Monday, August 1, 2011

Orson Welles: A Crash Course

(cross-posted from The VHive, from a thread seeking a three-movie crash course in a genre, body of work, etc.)

Orson Welles

I suspect many could use a crash course on Welles' work - CITIZEN KANE looms in the minds of many as his greatest and sole contribution to cinema, but it's only a part of a much larger (and still evolving) story. Welles remains one of our most notorious and least understood artists, and though footage survives of many of his thwarted/incomplete projects, a string of bad luck and bad choices kept Welles from realizing most of them.

The crash course, then, is but a place to start, a solid first step compiled from the works of his that are most readily available.

CITIZEN KANE - A movie that many are tired of hearing about, but Welles' cinema (and much else) begins with it. Less a Hollywood movie than an independent realized with studio resources, the film was considered an expansive, expensive misfire upon its release. It was, of course ahead of its time. As remarkable as Welles' technique was for his first time out - some scenes look filmed in a magic box, others in a stadium, and all of it coheres so damn well - his touch with his actors is as assured (not surprising, given his expansive theatrical experience). Also impressive from a 25-year-old storyteller is his empathy for any number of characters, his understanding of the toll of age, his eloquent grasp of human suffering.

Bonus added here: Welles' own, crazy, essayistic trailer for this film, a compelling piece of filmmaking in its own right:

THE LADY FROM SHANGHAI - Like many Welles projects, a compromised work, taken out of his hands during the editing process, and greatly reduced from its now-lost original form. What remains, however, is an essential noir, complete with doomed protagonist, alluring femme fatale, a world in chaos, and some gorgeous, shadowy photography. A true work of pulp art, and, compromises notwithstanding, a wholly satisfying Welles film.
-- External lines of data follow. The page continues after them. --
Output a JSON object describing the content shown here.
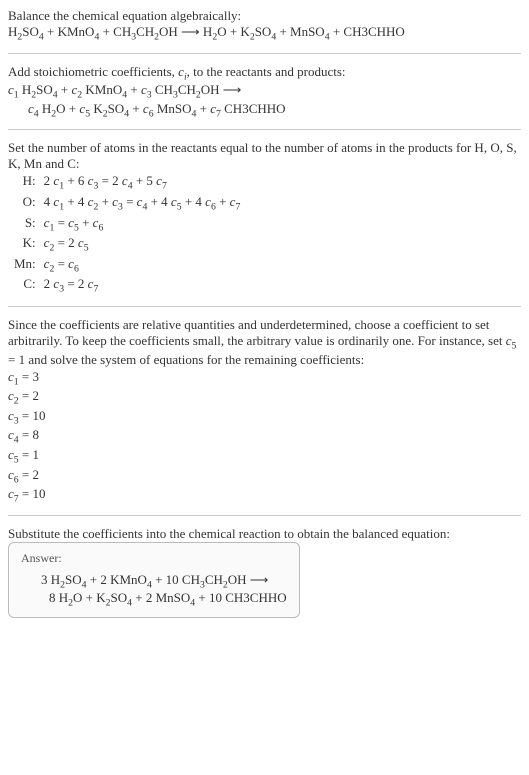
{
  "s1_line1": "Balance the chemical equation algebraically:",
  "s1_eq_a": "H",
  "s1_eq_b": "SO",
  "s1_eq_c": " + KMnO",
  "s1_eq_d": " + CH",
  "s1_eq_e": "CH",
  "s1_eq_f": "OH  ⟶  H",
  "s1_eq_g": "O + K",
  "s1_eq_h": "SO",
  "s1_eq_i": " + MnSO",
  "s1_eq_j": " + CH3CHHO",
  "s2_line1_a": "Add stoichiometric coefficients, ",
  "s2_line1_b": "c",
  "s2_line1_c": "i",
  "s2_line1_d": ", to the reactants and products:",
  "s2_eq_r1_a": "c",
  "s2_eq_r1_b": " H",
  "s2_eq_r1_c": "SO",
  "s2_eq_r1_d": " + ",
  "s2_eq_r1_e": "c",
  "s2_eq_r1_f": " KMnO",
  "s2_eq_r1_g": " + ",
  "s2_eq_r1_h": "c",
  "s2_eq_r1_i": " CH",
  "s2_eq_r1_j": "CH",
  "s2_eq_r1_k": "OH  ⟶",
  "s2_eq_r2_a": "c",
  "s2_eq_r2_b": " H",
  "s2_eq_r2_c": "O + ",
  "s2_eq_r2_d": "c",
  "s2_eq_r2_e": " K",
  "s2_eq_r2_f": "SO",
  "s2_eq_r2_g": " + ",
  "s2_eq_r2_h": "c",
  "s2_eq_r2_i": " MnSO",
  "s2_eq_r2_j": " + ",
  "s2_eq_r2_k": "c",
  "s2_eq_r2_l": " CH3CHHO",
  "s3_line1": "Set the number of atoms in the reactants equal to the number of atoms in the products for H, O, S, K, Mn and C:",
  "rows": [
    {
      "el": "H:",
      "lhs_a": "2 ",
      "c1": "c",
      "s1": "1",
      "mid1": " + 6 ",
      "c2": "c",
      "s2": "3",
      "eq": " = 2 ",
      "c3": "c",
      "s3": "4",
      "mid2": " + 5 ",
      "c4": "c",
      "s4": "7",
      "tail": ""
    },
    {
      "el": "O:",
      "lhs_a": "4 ",
      "c1": "c",
      "s1": "1",
      "mid1": " + 4 ",
      "c2": "c",
      "s2": "2",
      "eq": " + ",
      "c3": "c",
      "s3": "3",
      "mid2": " = ",
      "c4": "c",
      "s4": "4",
      "tail_a": " + 4 ",
      "c5": "c",
      "s5": "5",
      "tail_b": " + 4 ",
      "c6": "c",
      "s6": "6",
      "tail_c": " + ",
      "c7": "c",
      "s7": "7"
    },
    {
      "el": "S:",
      "lhs_a": "",
      "c1": "c",
      "s1": "1",
      "mid1": " = ",
      "c2": "c",
      "s2": "5",
      "eq": " + ",
      "c3": "c",
      "s3": "6",
      "mid2": "",
      "c4": "",
      "s4": "",
      "tail": ""
    },
    {
      "el": "K:",
      "lhs_a": "",
      "c1": "c",
      "s1": "2",
      "mid1": " = 2 ",
      "c2": "c",
      "s2": "5",
      "eq": "",
      "c3": "",
      "s3": "",
      "mid2": "",
      "c4": "",
      "s4": "",
      "tail": ""
    },
    {
      "el": "Mn:",
      "lhs_a": "",
      "c1": "c",
      "s1": "2",
      "mid1": " = ",
      "c2": "c",
      "s2": "6",
      "eq": "",
      "c3": "",
      "s3": "",
      "mid2": "",
      "c4": "",
      "s4": "",
      "tail": ""
    },
    {
      "el": "C:",
      "lhs_a": "2 ",
      "c1": "c",
      "s1": "3",
      "mid1": " = 2 ",
      "c2": "c",
      "s2": "7",
      "eq": "",
      "c3": "",
      "s3": "",
      "mid2": "",
      "c4": "",
      "s4": "",
      "tail": ""
    }
  ],
  "s4_line1_a": "Since the coefficients are relative quantities and underdetermined, choose a coefficient to set arbitrarily. To keep the coefficients small, the arbitrary value is ordinarily one. For instance, set ",
  "s4_line1_b": "c",
  "s4_line1_c": " = 1 and solve the system of equations for the remaining coefficients:",
  "coeffs": [
    {
      "c": "c",
      "i": "1",
      "v": " = 3"
    },
    {
      "c": "c",
      "i": "2",
      "v": " = 2"
    },
    {
      "c": "c",
      "i": "3",
      "v": " = 10"
    },
    {
      "c": "c",
      "i": "4",
      "v": " = 8"
    },
    {
      "c": "c",
      "i": "5",
      "v": " = 1"
    },
    {
      "c": "c",
      "i": "6",
      "v": " = 2"
    },
    {
      "c": "c",
      "i": "7",
      "v": " = 10"
    }
  ],
  "s5_line1": "Substitute the coefficients into the chemical reaction to obtain the balanced equation:",
  "ans_label": "Answer:",
  "ans_r1_a": "3 H",
  "ans_r1_b": "SO",
  "ans_r1_c": " + 2 KMnO",
  "ans_r1_d": " + 10 CH",
  "ans_r1_e": "CH",
  "ans_r1_f": "OH  ⟶",
  "ans_r2_a": "8 H",
  "ans_r2_b": "O + K",
  "ans_r2_c": "SO",
  "ans_r2_d": " + 2 MnSO",
  "ans_r2_e": " + 10 CH3CHHO",
  "n2": "2",
  "n3": "3",
  "n4": "4",
  "n5": "5",
  "n6": "6",
  "n7": "7",
  "n1": "1"
}
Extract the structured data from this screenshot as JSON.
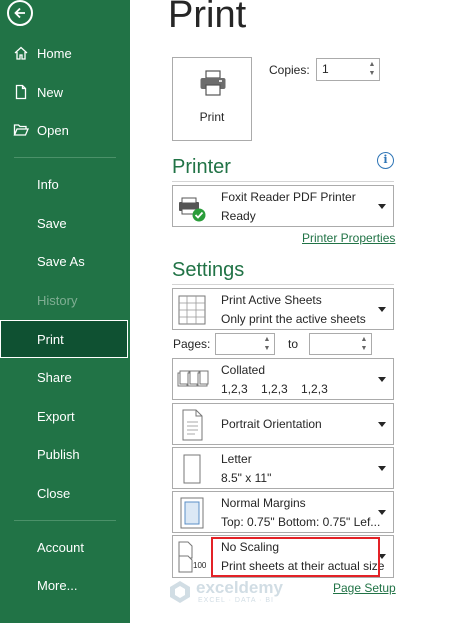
{
  "sidebar": {
    "items": [
      {
        "label": "Home",
        "icon": "home-icon"
      },
      {
        "label": "New",
        "icon": "new-document-icon"
      },
      {
        "label": "Open",
        "icon": "open-folder-icon"
      },
      {
        "label": "Info"
      },
      {
        "label": "Save"
      },
      {
        "label": "Save As"
      },
      {
        "label": "History",
        "disabled": true
      },
      {
        "label": "Print",
        "active": true
      },
      {
        "label": "Share"
      },
      {
        "label": "Export"
      },
      {
        "label": "Publish"
      },
      {
        "label": "Close"
      },
      {
        "label": "Account"
      },
      {
        "label": "More..."
      }
    ]
  },
  "main": {
    "title": "Print",
    "print_button_label": "Print",
    "copies": {
      "label": "Copies:",
      "value": "1"
    },
    "printer": {
      "heading": "Printer",
      "name": "Foxit Reader PDF Printer",
      "status": "Ready",
      "properties_link": "Printer Properties"
    },
    "settings": {
      "heading": "Settings",
      "print_what": {
        "title": "Print Active Sheets",
        "subtitle": "Only print the active sheets"
      },
      "pages": {
        "label": "Pages:",
        "to_label": "to",
        "from_value": "",
        "to_value": ""
      },
      "collation": {
        "title": "Collated",
        "subtitle": "1,2,3    1,2,3    1,2,3"
      },
      "orientation": {
        "title": "Portrait Orientation"
      },
      "paper": {
        "title": "Letter",
        "subtitle": "8.5\" x 11\""
      },
      "margins": {
        "title": "Normal Margins",
        "subtitle": "Top: 0.75\" Bottom: 0.75\" Lef..."
      },
      "scaling": {
        "title": "No Scaling",
        "subtitle": "Print sheets at their actual size",
        "icon_badge": "100"
      },
      "page_setup_link": "Page Setup"
    }
  },
  "watermark": {
    "name": "exceldemy",
    "tagline": "EXCEL · DATA · BI"
  },
  "colors": {
    "sidebar": "#217346",
    "active_item": "#0f5132",
    "accent": "#217346",
    "highlight": "#e32227"
  }
}
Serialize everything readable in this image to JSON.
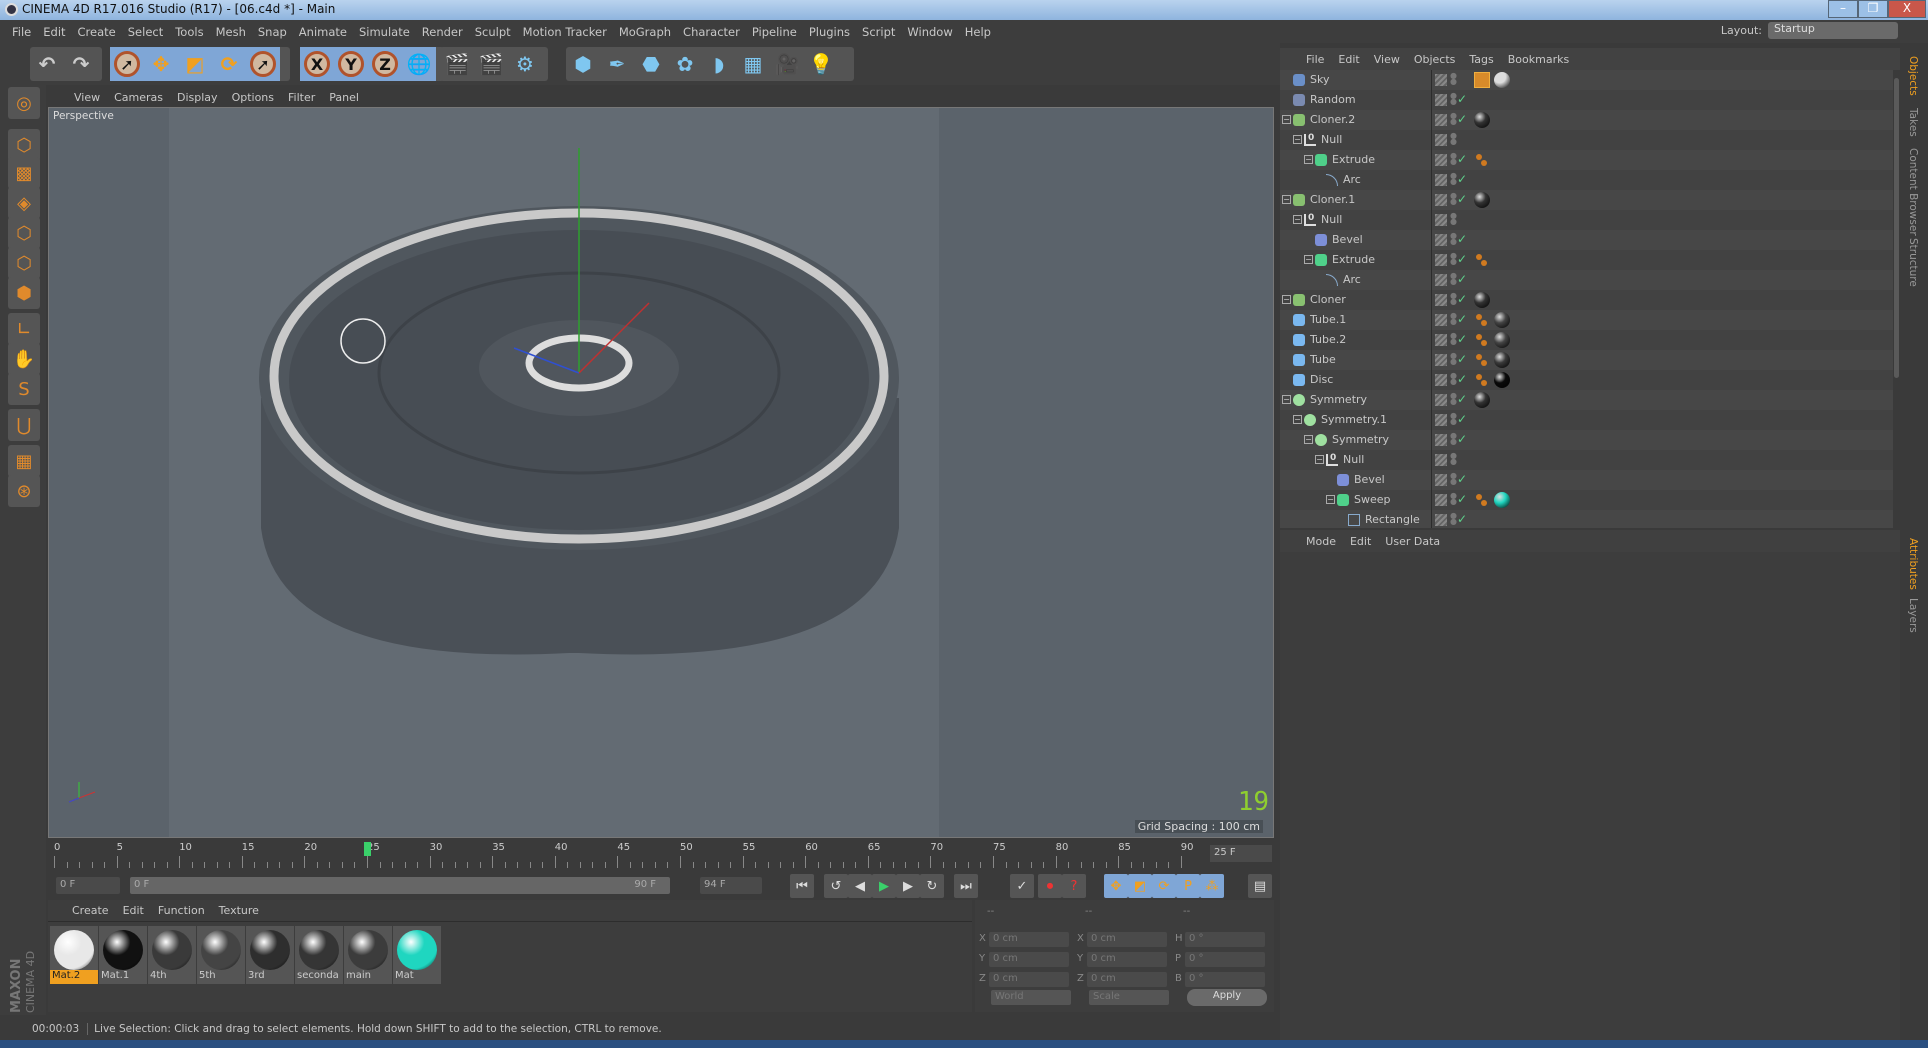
{
  "window": {
    "title": "CINEMA 4D R17.016 Studio (R17) - [06.c4d *] - Main",
    "min": "–",
    "restore": "❐",
    "close": "X"
  },
  "menu": [
    "File",
    "Edit",
    "Create",
    "Select",
    "Tools",
    "Mesh",
    "Snap",
    "Animate",
    "Simulate",
    "Render",
    "Sculpt",
    "Motion Tracker",
    "MoGraph",
    "Character",
    "Pipeline",
    "Plugins",
    "Script",
    "Window",
    "Help"
  ],
  "layout": {
    "label": "Layout:",
    "value": "Startup"
  },
  "toolbar": {
    "icons": [
      "undo-icon",
      "redo-icon",
      "live-selection-icon",
      "move-icon",
      "scale-icon",
      "rotate-icon",
      "recent-tool-icon",
      "x-axis-icon",
      "y-axis-icon",
      "z-axis-icon",
      "world-coordinates-icon",
      "render-view-icon",
      "render-picture-viewer-icon",
      "render-settings-icon",
      "cube-icon",
      "pen-icon",
      "subdivision-icon",
      "cloner-icon",
      "deformer-icon",
      "floor-icon",
      "camera-icon",
      "light-icon"
    ],
    "x": "X",
    "y": "Y",
    "z": "Z"
  },
  "viewport": {
    "menu": [
      "View",
      "Cameras",
      "Display",
      "Options",
      "Filter",
      "Panel"
    ],
    "name": "Perspective",
    "grid_spacing": "Grid Spacing : 100 cm",
    "fps": "19"
  },
  "timeline": {
    "ticks": [
      "0",
      "5",
      "10",
      "15",
      "20",
      "25",
      "30",
      "35",
      "40",
      "45",
      "50",
      "55",
      "60",
      "65",
      "70",
      "75",
      "80",
      "85",
      "90"
    ],
    "current_frame": 25,
    "frame_field": "25 F",
    "start": "0 F",
    "range_start": "0 F",
    "range_end": "90 F",
    "end": "94 F"
  },
  "materials": {
    "menu": [
      "Create",
      "Edit",
      "Function",
      "Texture"
    ],
    "items": [
      {
        "name": "Mat.2",
        "color": "#e8e8e8",
        "selected": true
      },
      {
        "name": "Mat.1",
        "color": "#111111"
      },
      {
        "name": "4th",
        "color": "#3a3a3a"
      },
      {
        "name": "5th",
        "color": "#444444"
      },
      {
        "name": "3rd",
        "color": "#2e2e2e"
      },
      {
        "name": "seconda",
        "color": "#353535"
      },
      {
        "name": "main",
        "color": "#3c3c3c"
      },
      {
        "name": "Mat",
        "color": "#1fd6c0"
      }
    ]
  },
  "coords": {
    "headers": [
      "--",
      "--",
      "--"
    ],
    "rows": [
      {
        "a": "X",
        "av": "0 cm",
        "b": "X",
        "bv": "0 cm",
        "c": "H",
        "cv": "0 °"
      },
      {
        "a": "Y",
        "av": "0 cm",
        "b": "Y",
        "bv": "0 cm",
        "c": "P",
        "cv": "0 °"
      },
      {
        "a": "Z",
        "av": "0 cm",
        "b": "Z",
        "bv": "0 cm",
        "c": "B",
        "cv": "0 °"
      }
    ],
    "world": "World",
    "scale": "Scale",
    "apply": "Apply"
  },
  "status": {
    "time": "00:00:03",
    "message": "Live Selection: Click and drag to select elements. Hold down SHIFT to add to the selection, CTRL to remove."
  },
  "objects": {
    "menu": [
      "File",
      "Edit",
      "View",
      "Objects",
      "Tags",
      "Bookmarks"
    ],
    "items": [
      {
        "name": "Sky",
        "level": 0,
        "icon": "#6a8fc8",
        "check": false,
        "tags": [
          "#d88b2a",
          "#dddddd"
        ]
      },
      {
        "name": "Random",
        "level": 0,
        "icon": "#7a8ab0",
        "check": true,
        "tags": []
      },
      {
        "name": "Cloner.2",
        "level": 0,
        "icon": "#88c070",
        "exp": true,
        "check": true,
        "tags": [
          "#333333"
        ]
      },
      {
        "name": "Null",
        "level": 1,
        "icon": "null",
        "exp": true,
        "check": false,
        "tags": []
      },
      {
        "name": "Extrude",
        "level": 2,
        "icon": "#4fd08a",
        "exp": true,
        "check": true,
        "tags": [
          "phong"
        ]
      },
      {
        "name": "Arc",
        "level": 3,
        "icon": "arc",
        "check": true,
        "tags": []
      },
      {
        "name": "Cloner.1",
        "level": 0,
        "icon": "#88c070",
        "exp": true,
        "check": true,
        "tags": [
          "#333333"
        ]
      },
      {
        "name": "Null",
        "level": 1,
        "icon": "null",
        "exp": true,
        "check": false,
        "tags": []
      },
      {
        "name": "Bevel",
        "level": 2,
        "icon": "#7d8fd8",
        "check": true,
        "tags": []
      },
      {
        "name": "Extrude",
        "level": 2,
        "icon": "#4fd08a",
        "exp": true,
        "check": true,
        "tags": [
          "phong"
        ]
      },
      {
        "name": "Arc",
        "level": 3,
        "icon": "arc",
        "check": true,
        "tags": []
      },
      {
        "name": "Cloner",
        "level": 0,
        "icon": "#88c070",
        "exp": true,
        "check": true,
        "tags": [
          "#333333"
        ]
      },
      {
        "name": "Tube.1",
        "level": 0,
        "icon": "#7ab8f0",
        "check": true,
        "tags": [
          "phong",
          "#444444"
        ]
      },
      {
        "name": "Tube.2",
        "level": 0,
        "icon": "#7ab8f0",
        "check": true,
        "tags": [
          "phong",
          "#444444"
        ]
      },
      {
        "name": "Tube",
        "level": 0,
        "icon": "#7ab8f0",
        "check": true,
        "tags": [
          "phong",
          "#3a3a3a"
        ]
      },
      {
        "name": "Disc",
        "level": 0,
        "icon": "#7ab8f0",
        "check": true,
        "tags": [
          "phong",
          "#0a0a0a"
        ]
      },
      {
        "name": "Symmetry",
        "level": 0,
        "icon": "#9fe0a0",
        "exp": true,
        "check": true,
        "tags": [
          "#333333"
        ]
      },
      {
        "name": "Symmetry.1",
        "level": 1,
        "icon": "#9fe0a0",
        "exp": true,
        "check": true,
        "tags": []
      },
      {
        "name": "Symmetry",
        "level": 2,
        "icon": "#9fe0a0",
        "exp": true,
        "check": true,
        "tags": []
      },
      {
        "name": "Null",
        "level": 3,
        "icon": "null",
        "exp": true,
        "check": false,
        "tags": []
      },
      {
        "name": "Bevel",
        "level": 4,
        "icon": "#7d8fd8",
        "check": true,
        "tags": []
      },
      {
        "name": "Sweep",
        "level": 4,
        "icon": "#4fd08a",
        "exp": true,
        "check": true,
        "tags": [
          "phong",
          "#1fd6c0"
        ]
      },
      {
        "name": "Rectangle",
        "level": 5,
        "icon": "rect",
        "check": true,
        "tags": []
      }
    ]
  },
  "attributes": {
    "menu": [
      "Mode",
      "Edit",
      "User Data"
    ]
  },
  "side_tabs": [
    "Objects",
    "Takes",
    "Content Browser",
    "Structure"
  ],
  "side_tabs2": [
    "Attributes",
    "Layers"
  ],
  "brand": "MAXON CINEMA 4D"
}
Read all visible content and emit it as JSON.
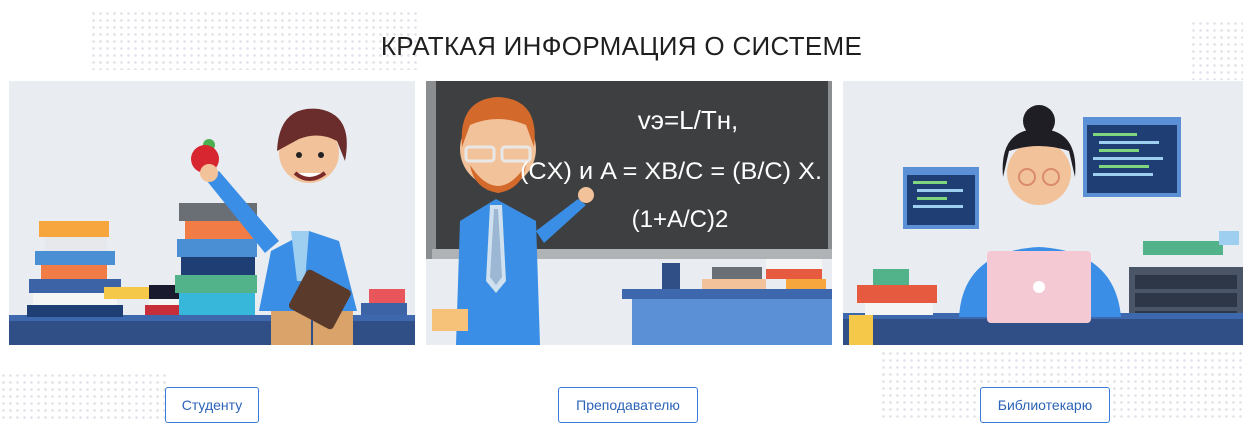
{
  "section": {
    "title": "КРАТКАЯ ИНФОРМАЦИЯ О СИСТЕМЕ"
  },
  "cards": [
    {
      "button_label": "Студенту",
      "illustration": "student-illustration"
    },
    {
      "button_label": "Преподавателю",
      "illustration": "teacher-illustration",
      "board_lines": [
        "vэ=L/Tн,",
        "(CX) и A = XB/C = (B/C) X.",
        "(1+A/C)2"
      ]
    },
    {
      "button_label": "Библиотекарю",
      "illustration": "librarian-illustration"
    }
  ],
  "colors": {
    "accent": "#3a7bd5",
    "button_text": "#2b63b8",
    "panel_bg": "#e8ecf2",
    "chalkboard": "#3d3f40"
  }
}
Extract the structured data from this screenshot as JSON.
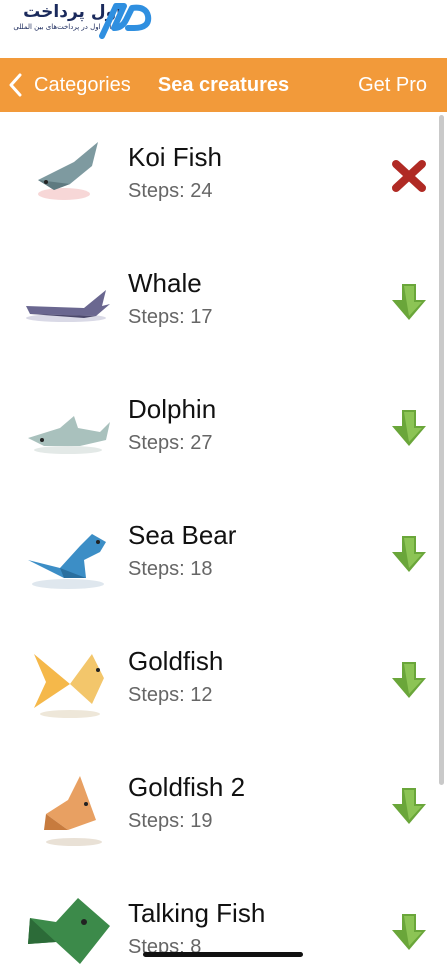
{
  "brand": {
    "title": "اول پرداخت",
    "subtitle": "انتخاب اول در پرداخت‌های بین المللی"
  },
  "navbar": {
    "back_label": "Categories",
    "title": "Sea creatures",
    "pro_label": "Get Pro",
    "color": "#f29a3a"
  },
  "items": [
    {
      "name": "Koi Fish",
      "steps": "Steps: 24",
      "action_icon": "delete-icon"
    },
    {
      "name": "Whale",
      "steps": "Steps: 17",
      "action_icon": "download-arrow-icon"
    },
    {
      "name": "Dolphin",
      "steps": "Steps: 27",
      "action_icon": "download-arrow-icon"
    },
    {
      "name": "Sea Bear",
      "steps": "Steps: 18",
      "action_icon": "download-arrow-icon"
    },
    {
      "name": "Goldfish",
      "steps": "Steps: 12",
      "action_icon": "download-arrow-icon"
    },
    {
      "name": "Goldfish 2",
      "steps": "Steps: 19",
      "action_icon": "download-arrow-icon"
    },
    {
      "name": "Talking Fish",
      "steps": "Steps: 8",
      "action_icon": "download-arrow-icon"
    }
  ]
}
MacBETH - Welles returned to the well of Shakespeare many times over his career, and this film (made for Poverty Row studio Republic Pictures) shows what Welles could do given free reign (if minimal budget). Though lambasted by critics who preferred Olivier's more stately, "respectable" take on the classic text, MacBETH serves the text gloriously, and finds within it a nourish heart of darkness that colors everything within BLACK. The film exists in two versions (both cut by Welles) - seek out the longer (107 minutes) version, which contains thick (but completely intelligible) brogue accents and the first-ever, ten-minute take in a released film (predating Hitchcock's ROPE by a year).

Most of Welles' stylistic tropes can be found here - his overlapping dialogue, his psychologically-oriented camera work, his theatrical mise-en-scene - as well as his keen grasp of tragedy (which informs all of his films, as well as, sadly, his own life and process off camera). And, most importantly, they're all insanely entertaining.